CST Entry: Yellow
Real World Comparisons
Cooking oil/olive oil
Ripe honeydew melon
Under ripe corn
Elephant tusks (ivory)
Buttercups, dandelions, black-eyed Susan, daffodils, sunflowers, forsythia
Used cooling oil
The pages of an old book
Shades of Yellow:
Ochre, blond, buff, cream, ivory, tawny, sandy, honey-toned, cream
Make every detail count
Colors are powerful descriptors, not fillers. Make sure that if you use a comparison or contrast to highlight a color, you choose the right one. Look at the setting and atmosphere you are working to create, then draw from the viewpoint character or narrator's history, education and past experiences to find the right fit.
A poor example:
Aunt Edna flitted through the cluster of middle-aged bachelors, her throaty laughter drawing every eye as much as her flimsy bumblebee yellow sundress.

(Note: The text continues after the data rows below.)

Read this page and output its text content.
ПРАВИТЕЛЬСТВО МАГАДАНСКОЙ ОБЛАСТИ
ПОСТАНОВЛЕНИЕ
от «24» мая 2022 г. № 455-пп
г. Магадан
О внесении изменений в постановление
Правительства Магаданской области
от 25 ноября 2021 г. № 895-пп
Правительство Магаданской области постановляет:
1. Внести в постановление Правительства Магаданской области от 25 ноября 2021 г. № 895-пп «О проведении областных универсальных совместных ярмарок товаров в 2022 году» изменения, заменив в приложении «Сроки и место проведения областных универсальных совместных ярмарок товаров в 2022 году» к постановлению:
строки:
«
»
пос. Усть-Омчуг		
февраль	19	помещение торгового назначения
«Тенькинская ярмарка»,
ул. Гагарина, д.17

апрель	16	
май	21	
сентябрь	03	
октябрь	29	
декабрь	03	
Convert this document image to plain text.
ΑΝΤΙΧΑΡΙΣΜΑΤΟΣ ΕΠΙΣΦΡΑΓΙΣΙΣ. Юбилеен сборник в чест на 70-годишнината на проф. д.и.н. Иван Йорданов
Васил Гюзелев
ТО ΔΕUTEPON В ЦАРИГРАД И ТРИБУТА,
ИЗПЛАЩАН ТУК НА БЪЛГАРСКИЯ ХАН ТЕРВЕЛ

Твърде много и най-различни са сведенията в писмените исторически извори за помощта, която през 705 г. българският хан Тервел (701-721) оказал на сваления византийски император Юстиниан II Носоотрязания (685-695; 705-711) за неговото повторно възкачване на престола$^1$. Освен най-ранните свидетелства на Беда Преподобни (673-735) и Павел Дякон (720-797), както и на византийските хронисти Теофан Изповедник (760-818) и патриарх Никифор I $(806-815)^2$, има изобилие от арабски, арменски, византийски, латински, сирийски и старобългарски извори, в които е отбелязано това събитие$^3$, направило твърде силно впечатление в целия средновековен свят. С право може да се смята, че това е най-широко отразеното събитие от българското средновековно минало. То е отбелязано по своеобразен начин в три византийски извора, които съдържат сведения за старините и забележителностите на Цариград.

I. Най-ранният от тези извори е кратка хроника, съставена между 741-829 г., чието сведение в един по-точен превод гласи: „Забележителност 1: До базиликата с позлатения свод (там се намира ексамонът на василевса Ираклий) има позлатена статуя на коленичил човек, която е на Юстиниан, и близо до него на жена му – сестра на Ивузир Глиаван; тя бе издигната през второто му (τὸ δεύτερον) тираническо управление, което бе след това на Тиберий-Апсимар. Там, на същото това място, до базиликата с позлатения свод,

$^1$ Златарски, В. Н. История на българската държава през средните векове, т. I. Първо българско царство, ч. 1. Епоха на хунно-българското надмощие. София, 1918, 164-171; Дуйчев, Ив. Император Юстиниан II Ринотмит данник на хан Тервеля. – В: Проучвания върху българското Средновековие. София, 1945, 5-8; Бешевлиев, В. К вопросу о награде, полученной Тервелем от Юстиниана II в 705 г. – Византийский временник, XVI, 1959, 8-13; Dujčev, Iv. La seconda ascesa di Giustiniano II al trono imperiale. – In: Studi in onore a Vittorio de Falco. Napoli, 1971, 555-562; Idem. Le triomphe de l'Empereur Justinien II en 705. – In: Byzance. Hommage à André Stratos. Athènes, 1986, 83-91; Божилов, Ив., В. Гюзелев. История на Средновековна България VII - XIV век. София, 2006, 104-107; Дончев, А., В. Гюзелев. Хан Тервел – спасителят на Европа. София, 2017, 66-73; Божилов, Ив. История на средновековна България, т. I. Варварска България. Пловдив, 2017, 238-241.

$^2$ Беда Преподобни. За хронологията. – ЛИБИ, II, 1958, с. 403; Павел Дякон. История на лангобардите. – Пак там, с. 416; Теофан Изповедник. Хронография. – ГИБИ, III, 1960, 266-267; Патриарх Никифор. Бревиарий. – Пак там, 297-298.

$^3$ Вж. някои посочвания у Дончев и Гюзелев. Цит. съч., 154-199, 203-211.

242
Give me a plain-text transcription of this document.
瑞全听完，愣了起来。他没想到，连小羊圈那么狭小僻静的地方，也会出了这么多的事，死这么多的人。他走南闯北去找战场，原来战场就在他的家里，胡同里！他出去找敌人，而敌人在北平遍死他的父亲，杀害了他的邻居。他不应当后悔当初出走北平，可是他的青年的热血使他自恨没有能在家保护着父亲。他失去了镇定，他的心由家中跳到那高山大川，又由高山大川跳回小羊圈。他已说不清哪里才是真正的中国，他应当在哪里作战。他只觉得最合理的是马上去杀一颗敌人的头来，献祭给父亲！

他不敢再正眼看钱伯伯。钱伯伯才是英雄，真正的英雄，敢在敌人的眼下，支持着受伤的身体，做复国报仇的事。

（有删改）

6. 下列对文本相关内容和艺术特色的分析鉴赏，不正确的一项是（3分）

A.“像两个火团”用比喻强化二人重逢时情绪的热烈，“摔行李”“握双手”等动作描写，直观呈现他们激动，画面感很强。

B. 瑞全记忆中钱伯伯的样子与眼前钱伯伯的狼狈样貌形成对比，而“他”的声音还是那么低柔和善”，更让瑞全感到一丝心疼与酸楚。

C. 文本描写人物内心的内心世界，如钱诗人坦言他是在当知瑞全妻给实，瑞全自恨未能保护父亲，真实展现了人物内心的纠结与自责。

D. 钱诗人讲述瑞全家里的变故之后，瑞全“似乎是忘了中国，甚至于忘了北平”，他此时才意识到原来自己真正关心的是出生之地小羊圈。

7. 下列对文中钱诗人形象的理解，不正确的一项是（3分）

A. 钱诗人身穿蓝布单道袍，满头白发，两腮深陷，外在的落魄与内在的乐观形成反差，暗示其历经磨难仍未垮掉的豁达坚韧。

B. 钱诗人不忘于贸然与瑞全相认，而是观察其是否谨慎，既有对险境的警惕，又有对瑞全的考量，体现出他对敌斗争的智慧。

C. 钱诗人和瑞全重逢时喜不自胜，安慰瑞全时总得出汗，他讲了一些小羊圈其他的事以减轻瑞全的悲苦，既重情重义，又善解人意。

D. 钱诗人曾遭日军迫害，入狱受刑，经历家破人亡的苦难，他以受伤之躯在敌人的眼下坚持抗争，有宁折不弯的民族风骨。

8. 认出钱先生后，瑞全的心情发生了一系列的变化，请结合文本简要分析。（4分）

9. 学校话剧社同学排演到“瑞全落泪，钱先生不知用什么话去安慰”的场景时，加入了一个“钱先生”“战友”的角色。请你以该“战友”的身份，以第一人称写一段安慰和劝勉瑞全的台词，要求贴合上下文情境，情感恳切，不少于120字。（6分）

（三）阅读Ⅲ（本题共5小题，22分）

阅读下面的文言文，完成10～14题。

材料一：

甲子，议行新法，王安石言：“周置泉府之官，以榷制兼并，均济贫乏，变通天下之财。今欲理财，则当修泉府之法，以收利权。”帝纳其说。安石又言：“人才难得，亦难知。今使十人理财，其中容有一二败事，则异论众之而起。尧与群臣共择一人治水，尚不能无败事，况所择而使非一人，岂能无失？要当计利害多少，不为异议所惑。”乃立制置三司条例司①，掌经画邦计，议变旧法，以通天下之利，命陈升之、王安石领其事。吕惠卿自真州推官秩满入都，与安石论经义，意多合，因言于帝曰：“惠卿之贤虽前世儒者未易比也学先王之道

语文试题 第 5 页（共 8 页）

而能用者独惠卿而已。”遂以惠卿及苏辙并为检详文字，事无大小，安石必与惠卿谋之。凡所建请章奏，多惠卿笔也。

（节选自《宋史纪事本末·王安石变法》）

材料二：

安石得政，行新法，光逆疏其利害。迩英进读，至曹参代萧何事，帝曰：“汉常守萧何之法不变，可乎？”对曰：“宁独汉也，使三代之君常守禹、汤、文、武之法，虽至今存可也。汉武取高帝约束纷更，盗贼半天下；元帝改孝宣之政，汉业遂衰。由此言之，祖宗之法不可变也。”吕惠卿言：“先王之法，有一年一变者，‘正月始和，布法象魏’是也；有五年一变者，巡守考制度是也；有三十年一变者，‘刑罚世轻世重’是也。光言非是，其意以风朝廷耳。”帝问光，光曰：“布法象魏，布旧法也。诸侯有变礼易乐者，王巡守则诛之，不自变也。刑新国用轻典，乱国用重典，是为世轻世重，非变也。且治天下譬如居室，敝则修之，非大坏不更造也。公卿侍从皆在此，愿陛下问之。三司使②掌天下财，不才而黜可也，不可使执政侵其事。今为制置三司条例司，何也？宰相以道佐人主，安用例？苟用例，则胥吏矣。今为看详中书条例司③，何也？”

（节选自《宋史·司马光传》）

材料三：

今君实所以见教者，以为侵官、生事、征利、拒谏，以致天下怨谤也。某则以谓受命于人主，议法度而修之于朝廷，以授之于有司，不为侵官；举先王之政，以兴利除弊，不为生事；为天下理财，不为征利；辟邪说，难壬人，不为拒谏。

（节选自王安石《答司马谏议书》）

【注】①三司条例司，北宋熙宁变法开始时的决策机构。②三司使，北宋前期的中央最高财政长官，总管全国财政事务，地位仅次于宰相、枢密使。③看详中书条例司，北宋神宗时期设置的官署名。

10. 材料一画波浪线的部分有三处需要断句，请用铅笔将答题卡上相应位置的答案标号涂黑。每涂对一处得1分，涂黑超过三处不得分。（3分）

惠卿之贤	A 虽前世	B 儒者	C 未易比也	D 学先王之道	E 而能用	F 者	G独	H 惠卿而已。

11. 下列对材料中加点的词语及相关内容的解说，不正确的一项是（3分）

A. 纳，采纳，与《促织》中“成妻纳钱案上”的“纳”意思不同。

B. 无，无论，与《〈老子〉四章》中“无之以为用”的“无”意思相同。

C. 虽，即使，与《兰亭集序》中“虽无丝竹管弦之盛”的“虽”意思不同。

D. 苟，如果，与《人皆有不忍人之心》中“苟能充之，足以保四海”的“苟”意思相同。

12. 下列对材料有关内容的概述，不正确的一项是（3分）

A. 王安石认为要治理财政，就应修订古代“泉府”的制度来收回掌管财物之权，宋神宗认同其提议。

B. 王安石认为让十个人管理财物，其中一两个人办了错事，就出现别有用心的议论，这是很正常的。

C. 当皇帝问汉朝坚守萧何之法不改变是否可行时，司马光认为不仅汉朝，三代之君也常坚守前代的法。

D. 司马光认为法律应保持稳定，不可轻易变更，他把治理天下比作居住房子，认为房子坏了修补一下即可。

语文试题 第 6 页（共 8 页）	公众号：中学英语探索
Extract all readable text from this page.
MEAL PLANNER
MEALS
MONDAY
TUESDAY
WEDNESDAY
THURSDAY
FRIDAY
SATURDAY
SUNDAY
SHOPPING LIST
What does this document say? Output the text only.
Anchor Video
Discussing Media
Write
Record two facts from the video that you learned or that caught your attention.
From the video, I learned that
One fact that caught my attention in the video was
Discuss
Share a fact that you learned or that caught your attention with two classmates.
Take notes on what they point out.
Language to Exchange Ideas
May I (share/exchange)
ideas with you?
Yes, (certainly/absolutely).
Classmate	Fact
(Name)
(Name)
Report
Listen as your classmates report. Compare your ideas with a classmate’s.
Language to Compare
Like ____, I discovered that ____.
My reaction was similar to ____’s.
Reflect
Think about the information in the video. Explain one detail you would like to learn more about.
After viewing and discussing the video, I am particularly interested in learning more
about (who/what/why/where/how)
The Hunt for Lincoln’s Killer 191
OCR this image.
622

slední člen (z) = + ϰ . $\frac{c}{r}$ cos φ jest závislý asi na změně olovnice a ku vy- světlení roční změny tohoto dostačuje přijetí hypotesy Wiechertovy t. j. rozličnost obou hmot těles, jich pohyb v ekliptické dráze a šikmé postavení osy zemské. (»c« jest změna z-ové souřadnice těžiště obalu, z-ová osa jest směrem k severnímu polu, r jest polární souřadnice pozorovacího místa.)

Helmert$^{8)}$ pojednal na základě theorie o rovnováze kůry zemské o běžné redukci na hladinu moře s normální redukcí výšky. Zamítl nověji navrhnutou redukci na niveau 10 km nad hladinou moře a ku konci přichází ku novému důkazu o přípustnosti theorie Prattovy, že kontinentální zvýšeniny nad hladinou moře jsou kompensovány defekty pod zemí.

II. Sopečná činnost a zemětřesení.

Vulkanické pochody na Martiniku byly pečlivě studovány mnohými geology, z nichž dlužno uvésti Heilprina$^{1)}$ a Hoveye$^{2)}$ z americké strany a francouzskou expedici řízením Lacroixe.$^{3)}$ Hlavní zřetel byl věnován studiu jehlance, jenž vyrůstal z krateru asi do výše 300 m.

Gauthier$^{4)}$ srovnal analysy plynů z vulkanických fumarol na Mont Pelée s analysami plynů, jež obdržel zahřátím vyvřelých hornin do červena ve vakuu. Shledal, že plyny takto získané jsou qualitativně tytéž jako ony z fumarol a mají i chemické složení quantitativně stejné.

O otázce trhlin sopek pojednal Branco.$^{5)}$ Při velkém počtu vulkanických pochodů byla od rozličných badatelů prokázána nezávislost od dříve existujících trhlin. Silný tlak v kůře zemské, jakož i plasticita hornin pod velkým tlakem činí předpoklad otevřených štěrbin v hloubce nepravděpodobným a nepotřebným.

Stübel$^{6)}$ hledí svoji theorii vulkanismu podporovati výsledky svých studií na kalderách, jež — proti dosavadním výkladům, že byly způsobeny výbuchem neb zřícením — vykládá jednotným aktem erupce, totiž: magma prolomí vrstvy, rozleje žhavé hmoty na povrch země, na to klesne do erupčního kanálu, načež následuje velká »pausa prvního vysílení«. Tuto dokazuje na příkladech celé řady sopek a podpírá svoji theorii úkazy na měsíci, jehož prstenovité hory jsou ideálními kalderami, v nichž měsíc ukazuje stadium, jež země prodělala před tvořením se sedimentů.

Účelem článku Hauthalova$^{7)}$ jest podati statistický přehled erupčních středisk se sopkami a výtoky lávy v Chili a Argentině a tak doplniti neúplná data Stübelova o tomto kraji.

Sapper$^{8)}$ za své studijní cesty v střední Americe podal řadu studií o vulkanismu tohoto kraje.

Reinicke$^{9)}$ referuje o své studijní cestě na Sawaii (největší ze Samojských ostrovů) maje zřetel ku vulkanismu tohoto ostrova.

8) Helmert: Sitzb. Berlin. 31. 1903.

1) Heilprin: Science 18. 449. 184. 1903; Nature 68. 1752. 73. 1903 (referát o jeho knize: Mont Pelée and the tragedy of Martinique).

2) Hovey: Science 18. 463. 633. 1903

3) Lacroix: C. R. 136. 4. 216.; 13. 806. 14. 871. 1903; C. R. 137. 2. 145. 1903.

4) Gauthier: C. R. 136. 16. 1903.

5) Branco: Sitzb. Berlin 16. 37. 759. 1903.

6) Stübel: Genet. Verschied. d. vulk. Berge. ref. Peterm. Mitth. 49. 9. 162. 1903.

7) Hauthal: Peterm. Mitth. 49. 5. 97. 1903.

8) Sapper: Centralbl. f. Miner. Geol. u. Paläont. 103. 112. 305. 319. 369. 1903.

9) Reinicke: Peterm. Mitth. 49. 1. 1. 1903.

What's wrong with this example?
The description is compromised by using the comparison 'bumblebee'. The reader immediately associates it to a black and yellow striped image, not bright yellow.
A strong example:
After seven days at sea, the cloud cover finally broke. Shafts of honeyed light spilled down, gleaming against the waves, bringing us hope that the storm was finally over.
Why is this example better?
Honey is a term we associate with health, warmth and comfort. Pairing it as a descriptor for the both color and a change in weather amplifies the feelings of the characters and leaves the scene on a high note.